- Episode no.: Season 4 Episode 10
- Directed by: Michelle MacLaren
- Written by: Peter Gould; Gennifer Hutchison;
- Cinematography by: Michael Slovis
- Editing by: Kelley Dixon
- Original air date: September 18, 2011
- Running time: 47 minutes

Guest appearances
- Christopher Cousins as Ted Beneke; Maurice Compte as Gaff; Carlo Rota as Benicio Fuentes; Ray Campbell as Tyrus Kitt; Tina Parker as Francesca Liddy; Steven Bauer as Don Eladio Vuente;

Episode chronology
| ← Previous "Bug" | Next → "Crawl Space" |
- Breaking Bad season 4

= Salud (Breaking Bad) =

"Salud" (Health, used in the context of "cheers") is the tenth episode of the fourth season of the American television drama series Breaking Bad and the 43rd overall episode of the series. It originally aired on AMC in the United States on September 18, 2011.

==Plot==
Jesse Pinkman, Mike Ehrmantraut and Gus Fring travel to Mexico to teach the Cartel how to cook meth with a purity level over 90 percent. Although the cartel's chief chemist is initially skeptical because Jesse lacks scientific knowledge, the cartel is impressed when Jesse cooks a batch with 96% purity. Jesse is then horrified to hear that he belongs to the cartel, although Mike assures him that he will be returning home.

As a result of his fight with Jesse the previous night, (Note: As depicted in "Bug".) Walt misses his son's birthday. Concerned, Walter Jr. pays him a visit, only to find him bloodied. Walt blames it on gambling and tearfully apologizes before Walt Jr. helps his father into bed. Walt sleepily asks his son about his birthday before referring to Walt Jr. as Jesse. The next morning, Walt finds Walt Jr. on his couch and apologizes for his drugged state, saying he does not want to be remembered that way after he has gone. However, Walt Jr. responds that he would rather remember Walt that way compared to his behavior the past year.

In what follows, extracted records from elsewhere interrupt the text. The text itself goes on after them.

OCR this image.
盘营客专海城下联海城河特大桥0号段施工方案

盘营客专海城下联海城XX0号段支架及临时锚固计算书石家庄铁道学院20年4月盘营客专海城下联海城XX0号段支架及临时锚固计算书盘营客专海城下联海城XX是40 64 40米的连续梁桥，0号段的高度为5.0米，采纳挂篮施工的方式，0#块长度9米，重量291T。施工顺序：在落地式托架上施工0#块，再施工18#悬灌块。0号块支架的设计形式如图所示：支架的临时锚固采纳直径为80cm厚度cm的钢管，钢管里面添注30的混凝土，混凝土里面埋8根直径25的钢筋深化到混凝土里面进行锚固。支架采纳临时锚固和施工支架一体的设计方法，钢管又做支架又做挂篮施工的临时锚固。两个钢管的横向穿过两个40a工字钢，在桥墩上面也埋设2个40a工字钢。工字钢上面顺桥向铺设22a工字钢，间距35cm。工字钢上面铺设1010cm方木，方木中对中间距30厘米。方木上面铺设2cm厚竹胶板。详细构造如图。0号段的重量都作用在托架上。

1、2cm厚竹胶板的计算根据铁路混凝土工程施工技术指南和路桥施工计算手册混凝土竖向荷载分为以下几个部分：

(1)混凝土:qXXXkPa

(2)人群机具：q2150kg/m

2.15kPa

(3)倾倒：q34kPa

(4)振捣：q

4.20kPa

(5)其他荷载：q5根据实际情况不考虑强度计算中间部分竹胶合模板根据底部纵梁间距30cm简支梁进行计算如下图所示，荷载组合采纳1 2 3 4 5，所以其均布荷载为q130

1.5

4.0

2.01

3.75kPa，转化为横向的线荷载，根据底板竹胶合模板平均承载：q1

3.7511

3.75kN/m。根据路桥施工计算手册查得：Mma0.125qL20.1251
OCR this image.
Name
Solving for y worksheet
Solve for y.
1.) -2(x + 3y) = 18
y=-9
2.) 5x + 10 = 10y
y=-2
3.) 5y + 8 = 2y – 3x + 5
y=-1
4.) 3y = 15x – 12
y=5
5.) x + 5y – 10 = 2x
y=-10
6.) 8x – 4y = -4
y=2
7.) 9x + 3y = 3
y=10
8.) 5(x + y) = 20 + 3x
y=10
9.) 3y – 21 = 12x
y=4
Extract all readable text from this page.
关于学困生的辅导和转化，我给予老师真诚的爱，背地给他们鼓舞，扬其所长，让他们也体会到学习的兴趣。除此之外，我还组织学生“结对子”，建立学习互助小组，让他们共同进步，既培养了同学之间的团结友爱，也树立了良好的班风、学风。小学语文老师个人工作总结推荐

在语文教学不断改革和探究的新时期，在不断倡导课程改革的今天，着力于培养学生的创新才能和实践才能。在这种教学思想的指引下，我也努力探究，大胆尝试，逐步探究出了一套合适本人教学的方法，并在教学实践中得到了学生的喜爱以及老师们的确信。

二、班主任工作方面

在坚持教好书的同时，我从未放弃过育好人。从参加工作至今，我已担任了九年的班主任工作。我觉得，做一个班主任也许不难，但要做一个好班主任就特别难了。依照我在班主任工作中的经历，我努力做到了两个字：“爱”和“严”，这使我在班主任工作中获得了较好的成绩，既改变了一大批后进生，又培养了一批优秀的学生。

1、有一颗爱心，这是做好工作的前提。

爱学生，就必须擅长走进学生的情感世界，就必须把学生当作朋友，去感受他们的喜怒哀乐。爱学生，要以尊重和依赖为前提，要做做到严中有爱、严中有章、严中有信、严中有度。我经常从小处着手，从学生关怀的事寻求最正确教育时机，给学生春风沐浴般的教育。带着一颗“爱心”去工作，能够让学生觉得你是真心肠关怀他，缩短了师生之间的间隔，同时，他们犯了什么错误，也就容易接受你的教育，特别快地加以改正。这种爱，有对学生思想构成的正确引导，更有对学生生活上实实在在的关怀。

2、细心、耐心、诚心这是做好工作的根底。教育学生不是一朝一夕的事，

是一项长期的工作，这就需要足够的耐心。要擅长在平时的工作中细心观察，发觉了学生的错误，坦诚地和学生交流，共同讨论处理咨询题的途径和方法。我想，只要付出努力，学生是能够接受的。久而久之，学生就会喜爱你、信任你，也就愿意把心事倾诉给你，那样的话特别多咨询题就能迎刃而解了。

Skyler White convinces Saul Goodman to transfer $620,000 in cash to Ted Beneke under the false story of an inheritance from a distant aunt. Instead of paying off the IRS, Ted uses the money to lease a new Mercedes Benz SL550 and restart his business, forcing Skyler to tell him that the money actually came from her.

Jesse, Mike, and Gus are brought to Don Eladio's residence where Hector killed Gus's partner Max decades earlier. (Note: As depicted in "Hermanos".) Gus and Eladio make peace, capped off with a bottle of rare tequila from Gus. Gus, who took some pills earlier, drinks the tequila to assuage Eladio's concerns, but prevents Jesse from drinking any. As Eladio and his henchmen party, Gus goes to the bathroom and induces himself to vomit; the tequila was poisoned, and all of the bosses begin to die as they drank it. Despite the pills and the induced vomit, Gus is nevertheless affected, and his body begins failing as he tells the surviving henchmen that Eladio and his men are dead and they therefore no longer have a reason to fight. Most remaining cartel soldiers flee, but Joaquin Salamanca shoots and wounds Mike before being shot and killed by Jesse. Jesse then drives Mike and Gus and the trio flee the premises.

== Production ==
The tequila bottle offered from Gus Fring to Don Eladio is from the fictional brand Zafiro Añejo. This particular brand and bottle design is later used in several episodes of the spin-off show Better Call Saul.

==Reception==
Seth Amitin of IGN gave the episode a 10/10 ("Masterpiece") rating. Donna Bowman of The A.V. Club gave it an A− grade.

In 2019 The Ringer ranked "Salud" as the 20th best out of the 62 total Breaking Bad episodes.